Obama speaks about ISIS; Peter Bergen explains why it behaves so irrationally


President Obama just completed a very temperate speech on the ISIS threat, describing it as not typical of Islam and another example of extremism that radicalizes vulnerable people.  CNN has the video and explanation to today’s speech here. "We are not at war with Islam. We are aware with people who have perverted Islam.”  He denied that there is a “clash of civilization”.  He indicated the terrorists exploit economic grievances, but some terrorists come from wealthy background.  He did say that corruption humiliates people increases the risk or extremism and instability.  He did seem to hint that gross inequality contributes to instability.
  
Peter Bergen, CNN terrorism analyst, explains why ISIS behaves in a way that seems “irrational”, making as many enemies as possible while trying to attract young recruits, link here.  He says (reinforcing the president) that they are a “death cult” driven by end-times beliefs, based on a narrow interpretation of some specific text in the Koran, regarding specific battles in specific places (in Syria). Ironically, the Muslim version of Jesus appears in the final battle.  The position of people in the afterlife would depend on the outcome of this battle, according to ideology.  Some books explaining Islam say that the Islamic afterlife occurs at the “end of time”, rather than continuously, as in Christianity  or other various belief systems like Rosicrucianism (and “continuously” makes more sense in terms of the physics of consciousness). Actually, some systems believe there are specified time intervals before reincarnation or some other outcome is known (for example, some systems say 144 years).  This all has the tone of the “pre-tribulaitonism” vs. “post-tribulationism” debate about the Rapture in evangelical Christianity, often debated, particularly in the South in the 1980s when I was living in Dallas. 
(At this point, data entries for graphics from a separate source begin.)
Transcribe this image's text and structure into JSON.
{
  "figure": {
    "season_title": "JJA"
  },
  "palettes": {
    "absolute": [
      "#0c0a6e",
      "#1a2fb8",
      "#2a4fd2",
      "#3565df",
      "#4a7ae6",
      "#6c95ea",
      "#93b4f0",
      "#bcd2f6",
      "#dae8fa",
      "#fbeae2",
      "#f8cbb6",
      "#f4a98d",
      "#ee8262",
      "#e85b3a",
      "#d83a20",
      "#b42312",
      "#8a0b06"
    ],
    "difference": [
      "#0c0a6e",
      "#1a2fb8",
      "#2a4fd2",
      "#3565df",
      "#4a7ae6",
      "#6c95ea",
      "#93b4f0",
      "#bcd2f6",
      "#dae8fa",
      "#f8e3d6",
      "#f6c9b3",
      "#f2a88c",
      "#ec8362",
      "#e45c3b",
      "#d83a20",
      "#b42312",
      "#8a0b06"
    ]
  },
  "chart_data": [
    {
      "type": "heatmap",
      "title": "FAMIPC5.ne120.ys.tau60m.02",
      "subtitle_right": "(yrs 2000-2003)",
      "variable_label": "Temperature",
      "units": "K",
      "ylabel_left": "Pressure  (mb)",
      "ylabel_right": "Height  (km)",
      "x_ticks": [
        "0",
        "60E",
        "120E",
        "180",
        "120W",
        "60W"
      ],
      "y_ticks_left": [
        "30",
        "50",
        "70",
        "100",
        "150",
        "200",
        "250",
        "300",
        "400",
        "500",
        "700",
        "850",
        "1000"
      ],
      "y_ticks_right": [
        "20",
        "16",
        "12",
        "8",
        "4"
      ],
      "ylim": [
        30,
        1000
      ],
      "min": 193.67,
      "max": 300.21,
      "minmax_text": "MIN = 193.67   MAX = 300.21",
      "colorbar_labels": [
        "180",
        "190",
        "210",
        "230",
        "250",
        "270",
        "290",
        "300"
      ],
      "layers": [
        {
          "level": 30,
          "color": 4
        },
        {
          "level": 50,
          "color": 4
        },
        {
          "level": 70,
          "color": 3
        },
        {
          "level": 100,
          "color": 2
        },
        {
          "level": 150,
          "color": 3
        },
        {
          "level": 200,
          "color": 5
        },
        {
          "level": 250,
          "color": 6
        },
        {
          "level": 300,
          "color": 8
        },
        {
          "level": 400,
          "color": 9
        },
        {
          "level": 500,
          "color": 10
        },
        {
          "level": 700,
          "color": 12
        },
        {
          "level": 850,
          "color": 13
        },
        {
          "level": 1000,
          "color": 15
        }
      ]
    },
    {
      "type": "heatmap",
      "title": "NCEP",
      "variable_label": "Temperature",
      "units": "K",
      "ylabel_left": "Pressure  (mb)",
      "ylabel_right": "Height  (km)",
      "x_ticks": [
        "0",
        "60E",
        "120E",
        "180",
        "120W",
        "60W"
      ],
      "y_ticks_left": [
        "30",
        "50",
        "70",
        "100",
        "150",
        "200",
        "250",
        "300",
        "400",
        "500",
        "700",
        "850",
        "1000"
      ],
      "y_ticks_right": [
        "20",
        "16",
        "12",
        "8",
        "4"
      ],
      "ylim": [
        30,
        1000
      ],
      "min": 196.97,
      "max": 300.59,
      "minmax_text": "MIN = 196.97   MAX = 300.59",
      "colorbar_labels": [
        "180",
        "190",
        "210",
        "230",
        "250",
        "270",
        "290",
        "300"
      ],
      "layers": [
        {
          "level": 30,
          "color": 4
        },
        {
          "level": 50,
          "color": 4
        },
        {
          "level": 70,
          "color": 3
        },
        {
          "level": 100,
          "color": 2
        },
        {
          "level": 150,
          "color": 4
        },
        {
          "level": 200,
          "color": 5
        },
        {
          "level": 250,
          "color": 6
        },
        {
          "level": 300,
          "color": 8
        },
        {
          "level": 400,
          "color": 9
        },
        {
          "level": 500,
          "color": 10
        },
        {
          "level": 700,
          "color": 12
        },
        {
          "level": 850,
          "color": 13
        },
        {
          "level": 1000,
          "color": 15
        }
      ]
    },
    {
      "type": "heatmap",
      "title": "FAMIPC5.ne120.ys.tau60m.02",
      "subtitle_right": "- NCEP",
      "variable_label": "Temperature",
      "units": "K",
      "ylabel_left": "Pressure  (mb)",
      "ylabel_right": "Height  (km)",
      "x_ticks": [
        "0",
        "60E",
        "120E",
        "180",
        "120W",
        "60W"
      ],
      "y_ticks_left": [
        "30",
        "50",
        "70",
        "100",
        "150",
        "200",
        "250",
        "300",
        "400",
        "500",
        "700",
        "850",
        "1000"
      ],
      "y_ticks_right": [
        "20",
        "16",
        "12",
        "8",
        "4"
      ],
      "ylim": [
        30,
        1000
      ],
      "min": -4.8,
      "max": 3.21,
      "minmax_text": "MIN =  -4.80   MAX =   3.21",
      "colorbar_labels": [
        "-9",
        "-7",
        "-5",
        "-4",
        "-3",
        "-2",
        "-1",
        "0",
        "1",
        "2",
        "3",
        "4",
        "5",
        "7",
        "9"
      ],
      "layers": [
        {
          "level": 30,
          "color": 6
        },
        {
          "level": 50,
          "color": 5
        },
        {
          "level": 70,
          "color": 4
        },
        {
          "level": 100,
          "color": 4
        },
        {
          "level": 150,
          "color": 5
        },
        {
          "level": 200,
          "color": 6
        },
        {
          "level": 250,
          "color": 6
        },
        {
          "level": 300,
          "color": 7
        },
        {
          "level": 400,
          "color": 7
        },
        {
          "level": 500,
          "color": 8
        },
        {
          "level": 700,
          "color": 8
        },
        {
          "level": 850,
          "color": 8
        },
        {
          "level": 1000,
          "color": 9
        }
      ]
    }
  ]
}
Graeme Wood echoes this view with a long essay in "The Atlantic", "What ISIS really wants", here. He appeared on AC360 on Feb, 18, 2015 and his own site is here
   
The ideology would mean that there is more to radicalism than just nihilism, or disenchantment with an unfair world in which others “get out of things”.  Still, that seems to be where it starts. 

Bergen, in a subsequent piece, has disagreed with Obama and others on the terrorist behavior as indicative of lack of opportunity.  That may be true of the Paris and Copenhagen shootings recently, but in general terror leadership and hijackers have been well educated men.  It is about religion.  Or maybe it is about demanding that others show the moral perfection once expected of oneself, so that you don't have to have any feelings for people who disappoint you.